Rozważania o bitwie należy rozpocząć od przedstawienia bohaterów dramatu. Po stronie polskiej był to Front Północny gen. Józefa Hallera, w skład którego wchodziła 1. Armia gen. Franciszka Latinika. Zapewniono odwód w postaci oddziałów rezerwowych pod dowództwem gen. Lucjana Żeligowskiego. Armia Czerwona na Radzymin i Ossów rzuciła siły 3. Armii (21. Dywizja Strzelców gen. Iwana Smolina) oraz 16. Armii (gen. Nikołaj Sołłohub).

Pierwsze pod Radzymin dotarły oddziały wspomnianej 21. Dywizji Strzelców oraz 27. Dywizji Strzelców gen. Witowida Putny. Miało to miejsce 12 sierpnia wieczorem. W ciągu nocy zostały one wsparte przez resztę 16. Armii, a już rankiem 13 sierpnia Sołłohub wydał dyrektywę nr 510/k.a., która w interesującym nas aspekcie nakazywała 2. Dywizji Strzelców kontynuowanie natarcia na Radzymin. Rosjanie mieli wówczas przewagę wynikającą nie tylko z faktu, że przez ponad miesiąc kroczyli od zwycięstwa do zwycięstwa, ale również dlatego, że po polskiej stronie wystąpiły pewne problemy organizacyjne. Gdy 12 sierpnia Putna podszedł pod Radzymin, gen. Latinik dopiero obejmował dowództwo 1. Armii, która również dopiero w tym dniu zakończyła koncentrację na docelowym odcinku frontu. W związku z powyższym, gen. Latinik nie zdążył na czas obsadzić pierwszej linii obrony. Dodatkowym problemem był stan moralny części jednostek, w szczególności 11. Dywizji Piechoty płk. Bolesława Jaźwińskiego, która nie otrząsnęła się po doznanych w początku sierpnia klęskach oraz panicznym odwrocie – a to właśnie jej w udziale przypadła obrona Radzymina. Zadania nie ułatwiały raporty wywiadowcze, na podstawie których stwierdzono, że natarcie bolszewickie może być nieco odłożone w czasie.

Tymczasem jednak 13 sierpnia o godz. 6:30 rano 21. i 27. Dywizja Strzelców przystąpiły do natarcia. Jego skutkiem było zdobycie Zawad, jednak jeszcze przed południem Polacy przeprowadzili kontrnatarcie, które pozwoliło na odzyskanie tej miejscowości. Po południu oddziały bolszewickie ponowiły atak. 11. Dywizja Piechoty, jak już wspomnieliśmy, o niskim morale, zaczęła się cofać na sam dźwięk ognia karabinów. Mimo to również to natarcie udało się jeszcze odeprzeć. Generał Latinik nie do końca zdawał sobie sprawę z powagi sytuacji i w wydanym tego dnia rozkazie wzywał żołnierzy do bohaterskiej postawy, ale nie podejmował żadnych działań, które mogłyby realnie wpłynąć na bieg wydarzeń.

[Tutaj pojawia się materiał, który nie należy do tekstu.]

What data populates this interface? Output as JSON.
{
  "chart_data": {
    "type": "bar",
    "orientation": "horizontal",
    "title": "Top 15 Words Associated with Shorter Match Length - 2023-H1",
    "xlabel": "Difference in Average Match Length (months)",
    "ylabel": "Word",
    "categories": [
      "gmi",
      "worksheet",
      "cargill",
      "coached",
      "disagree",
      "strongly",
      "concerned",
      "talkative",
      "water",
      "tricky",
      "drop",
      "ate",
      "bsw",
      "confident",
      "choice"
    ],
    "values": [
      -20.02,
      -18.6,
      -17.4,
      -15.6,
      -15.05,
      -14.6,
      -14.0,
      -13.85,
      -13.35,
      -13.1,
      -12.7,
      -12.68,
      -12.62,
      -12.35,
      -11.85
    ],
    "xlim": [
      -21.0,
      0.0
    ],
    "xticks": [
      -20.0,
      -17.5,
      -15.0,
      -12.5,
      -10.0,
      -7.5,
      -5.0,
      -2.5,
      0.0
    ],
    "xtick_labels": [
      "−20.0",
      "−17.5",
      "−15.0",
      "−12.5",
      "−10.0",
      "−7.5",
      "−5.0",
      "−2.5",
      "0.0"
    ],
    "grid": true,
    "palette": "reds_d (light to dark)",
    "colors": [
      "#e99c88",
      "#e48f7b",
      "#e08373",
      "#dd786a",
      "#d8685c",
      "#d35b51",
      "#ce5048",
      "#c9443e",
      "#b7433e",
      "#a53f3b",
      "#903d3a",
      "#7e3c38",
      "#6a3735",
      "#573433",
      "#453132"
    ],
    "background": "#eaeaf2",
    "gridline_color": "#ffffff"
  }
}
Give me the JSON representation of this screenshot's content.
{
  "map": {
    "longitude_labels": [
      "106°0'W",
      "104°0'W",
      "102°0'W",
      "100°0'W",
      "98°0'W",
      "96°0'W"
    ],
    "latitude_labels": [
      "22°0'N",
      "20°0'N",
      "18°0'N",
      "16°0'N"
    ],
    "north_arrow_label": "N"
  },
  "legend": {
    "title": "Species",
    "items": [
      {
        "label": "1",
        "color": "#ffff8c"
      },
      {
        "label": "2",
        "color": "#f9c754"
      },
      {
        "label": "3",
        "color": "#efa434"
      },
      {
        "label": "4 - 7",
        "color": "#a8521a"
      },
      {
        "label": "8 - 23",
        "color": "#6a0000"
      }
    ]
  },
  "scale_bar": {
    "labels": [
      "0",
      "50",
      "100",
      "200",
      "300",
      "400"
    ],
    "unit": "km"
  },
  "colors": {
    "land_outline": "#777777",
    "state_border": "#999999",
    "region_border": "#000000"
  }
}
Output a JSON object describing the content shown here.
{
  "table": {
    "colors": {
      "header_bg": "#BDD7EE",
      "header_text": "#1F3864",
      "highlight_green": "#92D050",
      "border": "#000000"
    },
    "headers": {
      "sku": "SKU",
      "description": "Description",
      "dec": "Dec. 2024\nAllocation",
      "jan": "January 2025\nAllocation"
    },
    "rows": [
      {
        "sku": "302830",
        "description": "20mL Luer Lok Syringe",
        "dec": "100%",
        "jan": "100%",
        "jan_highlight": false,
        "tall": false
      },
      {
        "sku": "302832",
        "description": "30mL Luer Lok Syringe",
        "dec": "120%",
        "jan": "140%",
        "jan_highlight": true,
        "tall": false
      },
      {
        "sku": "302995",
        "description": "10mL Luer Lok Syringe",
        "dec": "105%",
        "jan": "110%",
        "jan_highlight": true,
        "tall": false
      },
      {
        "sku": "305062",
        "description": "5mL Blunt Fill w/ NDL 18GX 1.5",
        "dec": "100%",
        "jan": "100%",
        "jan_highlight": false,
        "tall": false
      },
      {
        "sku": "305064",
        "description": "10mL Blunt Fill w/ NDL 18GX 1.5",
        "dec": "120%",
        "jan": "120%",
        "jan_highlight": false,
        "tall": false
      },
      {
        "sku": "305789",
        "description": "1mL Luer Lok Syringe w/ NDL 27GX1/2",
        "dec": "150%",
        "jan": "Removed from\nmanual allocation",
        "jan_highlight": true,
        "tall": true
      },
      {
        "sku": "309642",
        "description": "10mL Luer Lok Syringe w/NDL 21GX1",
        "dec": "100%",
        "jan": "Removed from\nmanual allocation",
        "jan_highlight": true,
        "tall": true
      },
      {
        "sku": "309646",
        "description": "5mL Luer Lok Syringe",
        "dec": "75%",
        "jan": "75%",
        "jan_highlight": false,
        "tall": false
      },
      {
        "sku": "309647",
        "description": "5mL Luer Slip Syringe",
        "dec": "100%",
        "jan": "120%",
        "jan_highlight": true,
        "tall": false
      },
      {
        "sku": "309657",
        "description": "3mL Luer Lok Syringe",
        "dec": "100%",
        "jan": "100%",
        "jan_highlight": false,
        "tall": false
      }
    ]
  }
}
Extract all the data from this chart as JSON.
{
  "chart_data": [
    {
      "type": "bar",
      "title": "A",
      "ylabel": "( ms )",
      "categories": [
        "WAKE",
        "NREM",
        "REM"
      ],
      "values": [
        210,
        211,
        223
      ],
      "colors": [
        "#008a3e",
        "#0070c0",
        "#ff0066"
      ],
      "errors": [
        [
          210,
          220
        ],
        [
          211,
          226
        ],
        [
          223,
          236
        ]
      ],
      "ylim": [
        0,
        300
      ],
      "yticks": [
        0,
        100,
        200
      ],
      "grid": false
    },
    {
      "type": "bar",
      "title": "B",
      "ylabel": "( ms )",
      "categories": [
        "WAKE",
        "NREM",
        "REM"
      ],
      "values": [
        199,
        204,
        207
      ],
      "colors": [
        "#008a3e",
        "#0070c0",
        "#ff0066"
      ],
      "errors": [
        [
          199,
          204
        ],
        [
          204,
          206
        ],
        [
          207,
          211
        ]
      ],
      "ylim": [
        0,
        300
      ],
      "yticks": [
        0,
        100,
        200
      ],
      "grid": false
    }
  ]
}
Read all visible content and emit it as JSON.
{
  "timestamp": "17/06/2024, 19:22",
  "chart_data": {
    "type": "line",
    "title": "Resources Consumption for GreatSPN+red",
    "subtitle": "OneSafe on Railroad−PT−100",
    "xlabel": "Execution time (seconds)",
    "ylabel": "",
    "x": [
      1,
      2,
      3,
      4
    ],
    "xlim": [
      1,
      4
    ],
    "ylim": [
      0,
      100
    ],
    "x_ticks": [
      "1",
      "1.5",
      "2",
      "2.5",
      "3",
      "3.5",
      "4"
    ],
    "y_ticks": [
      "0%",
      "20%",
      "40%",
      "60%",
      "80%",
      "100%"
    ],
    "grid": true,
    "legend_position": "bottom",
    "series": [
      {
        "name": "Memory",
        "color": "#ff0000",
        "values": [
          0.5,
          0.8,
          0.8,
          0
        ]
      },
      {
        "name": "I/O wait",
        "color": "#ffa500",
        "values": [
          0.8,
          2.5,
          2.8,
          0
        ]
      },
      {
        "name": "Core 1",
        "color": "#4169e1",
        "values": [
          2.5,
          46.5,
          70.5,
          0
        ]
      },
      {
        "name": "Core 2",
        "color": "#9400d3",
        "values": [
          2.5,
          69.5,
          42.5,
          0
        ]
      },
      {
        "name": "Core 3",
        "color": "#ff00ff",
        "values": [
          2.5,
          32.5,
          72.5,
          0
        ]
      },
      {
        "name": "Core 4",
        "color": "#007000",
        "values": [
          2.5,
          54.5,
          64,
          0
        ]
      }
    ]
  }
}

Powyższe zaniedbania przyniosły katastrofalny skutek. Około godz. 17 wojska bolszewickie, czyli wspomniane 21. i 27. Dywizja, skoncentrowane w regionie Kraszewa, Emilianowa oraz wspomnianych już Zawad, przypuściły kolejne natarcie. Putna i Smolin dysponowali wówczas ok. trzykrotną przewagą liczebną nad obrońcami, Polacy tymczasem nie wyciągnęli wniosków ze wcześniejszych potyczek i nie usprawnili systemu dowodzenia, w tym przede wszystkim łączności. Najdobitniej świadczy o tym fakt, że natarcie jako pierwszy spostrzegł ppor. Józef Usiekiewicz, który natomiast zameldował o tym płk. Krzywobłockiemu – dowódcy odcinka – ale ten meldunek nigdy nie dotarł do adresata. Bolszewicy mieli także przewagę artyleryjską i ich natarcie poprzedziła kanonada dział, podczas gdy po polskiej stronie na atakowanym odcinku armat nie było w ogóle. Weterani wspominali, że bardzo często zacinały się karabiny maszynowe. Wszystko to, połączone ze sprawnym forsowaniem pierwszej linii umocnień przez Armię Czerwoną, sprawiło że obrońcy załamali się i rozpoczęli odwrót, a sierżant Józef Matlak, który próbował zatrzymać towarzyszy broni, poległ. Cała ta tragiczna scena rozegrała się w ciągu dwóch kwadransów.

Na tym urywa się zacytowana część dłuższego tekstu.